Mixed-Method Study Selection picks the research method that matches the decision under uncertainty, then combines methods when neither alone would close the gap. Teams that explicitly pair qualitative and quantitative methods report substantially higher decision confidence than teams running single-method studies (Creswell, 2017; Rohrer, 2022). The principle is structural: name the decision risk, pick the method whose strength addresses it, add a second method when the first cannot.

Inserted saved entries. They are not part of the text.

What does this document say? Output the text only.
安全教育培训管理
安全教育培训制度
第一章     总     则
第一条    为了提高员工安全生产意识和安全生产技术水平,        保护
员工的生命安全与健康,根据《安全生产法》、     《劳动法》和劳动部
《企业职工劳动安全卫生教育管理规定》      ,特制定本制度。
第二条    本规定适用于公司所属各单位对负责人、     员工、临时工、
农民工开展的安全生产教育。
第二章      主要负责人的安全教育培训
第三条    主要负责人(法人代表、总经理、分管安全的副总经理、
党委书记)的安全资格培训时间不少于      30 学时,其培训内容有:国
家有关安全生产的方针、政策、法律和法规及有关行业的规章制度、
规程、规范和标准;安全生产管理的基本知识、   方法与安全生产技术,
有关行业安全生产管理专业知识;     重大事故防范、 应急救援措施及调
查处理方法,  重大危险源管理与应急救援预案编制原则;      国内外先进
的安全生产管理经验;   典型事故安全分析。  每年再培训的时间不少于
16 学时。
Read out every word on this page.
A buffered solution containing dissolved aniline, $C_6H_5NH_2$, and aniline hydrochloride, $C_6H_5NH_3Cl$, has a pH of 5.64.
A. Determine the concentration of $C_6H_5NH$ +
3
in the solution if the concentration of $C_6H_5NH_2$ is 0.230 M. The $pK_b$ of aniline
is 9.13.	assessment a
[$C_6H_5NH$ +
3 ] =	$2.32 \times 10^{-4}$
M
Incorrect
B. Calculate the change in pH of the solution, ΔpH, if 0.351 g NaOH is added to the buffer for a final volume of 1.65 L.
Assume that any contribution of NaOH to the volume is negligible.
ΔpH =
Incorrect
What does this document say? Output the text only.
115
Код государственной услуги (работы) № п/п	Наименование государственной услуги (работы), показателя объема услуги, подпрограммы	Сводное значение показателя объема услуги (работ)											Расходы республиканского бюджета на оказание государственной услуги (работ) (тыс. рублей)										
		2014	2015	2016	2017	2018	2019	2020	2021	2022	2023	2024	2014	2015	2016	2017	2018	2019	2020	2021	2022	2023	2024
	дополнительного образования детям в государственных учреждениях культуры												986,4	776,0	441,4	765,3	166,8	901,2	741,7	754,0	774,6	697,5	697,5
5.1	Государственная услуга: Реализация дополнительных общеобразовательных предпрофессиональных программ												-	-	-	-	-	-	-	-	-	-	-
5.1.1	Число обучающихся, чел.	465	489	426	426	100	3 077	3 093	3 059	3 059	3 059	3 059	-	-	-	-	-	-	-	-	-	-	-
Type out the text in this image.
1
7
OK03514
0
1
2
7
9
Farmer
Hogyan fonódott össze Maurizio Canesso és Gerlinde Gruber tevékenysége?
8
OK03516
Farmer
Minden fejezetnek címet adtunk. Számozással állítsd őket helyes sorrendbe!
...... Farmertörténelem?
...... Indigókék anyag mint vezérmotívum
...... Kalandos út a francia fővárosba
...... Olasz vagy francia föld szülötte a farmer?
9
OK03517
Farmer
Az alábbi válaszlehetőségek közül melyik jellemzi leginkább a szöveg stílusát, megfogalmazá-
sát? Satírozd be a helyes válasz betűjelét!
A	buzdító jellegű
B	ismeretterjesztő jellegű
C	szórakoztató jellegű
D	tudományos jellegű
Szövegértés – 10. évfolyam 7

Continuous Discovery Cadence runs weekly customer touchpoints scoped to specific product decisions the team is making this week. Teams that adopt the cadence report substantially higher feature-to-need match rates and decision cycle times measured in days not weeks (Torres, 2021; ProductPlan, 2025). The principle is structural: weekly touchpoint, scoped to a current decision, run by the trio (PM + designer + engineer).

DesignOps Intake and Prioritization replaces ad-hoc Slack requests with a structured form plus impact-effort triage. Teams that adopt structured intake report 40-60% less rework and ship roughly 2x the prioritized work per quarter at flat headcount (Kaplan, 2020; NN/G DesignOps Planning Workbook). The principle is the smallest practical step toward DesignOps maturity in growing teams.

Design QA as a Release Gate treats design quality checks as hard release blockers rather than pre-launch courtesies. Teams that adopt the gate report 60-80% fewer post-release design regressions and measurably cleaner design-system token compliance (Curtis, 2023; Storybook Visual Testing Handbook). The principle is structural: define the gate, automate the checks, block the merge when checks fail.

ResearchOps Participant Management runs recruitment, consent, scheduling, and incentives as an operations function rather than as the researcher's side-project. Teams with a defined participant operations function report substantially faster study turnaround, cleaner GDPR compliance, and measurably healthier participant panels than teams running ad-hoc recruitment (User Interviews, 2025; ReOps Community).

ProductOps Instrumentation Contracts publishes the analytics event taxonomy as a written contract between product, engineering, and analytics teams. The contract names every event, names every property, and gates new events through a review. Teams that adopt the contract pattern report substantially cleaner analytics data and faster cross-team interpretation than teams running ad-hoc event naming (Segment, 2024; Amplitude, 2024).

AI Cost Transparency means surfacing AI cost at the moment of decision, in units users understand, with predictable-burn controls. The 2025-2026 shift to usage-based AI pricing produced meter shock when cost UX lagged (GitHub, 2026). Grounded in feedback and prospect theory (Norman, 2013; Kahneman and Tversky, 1979), the principle holds across dev tools, SaaS, fintech, and enterprise FinOps for AI.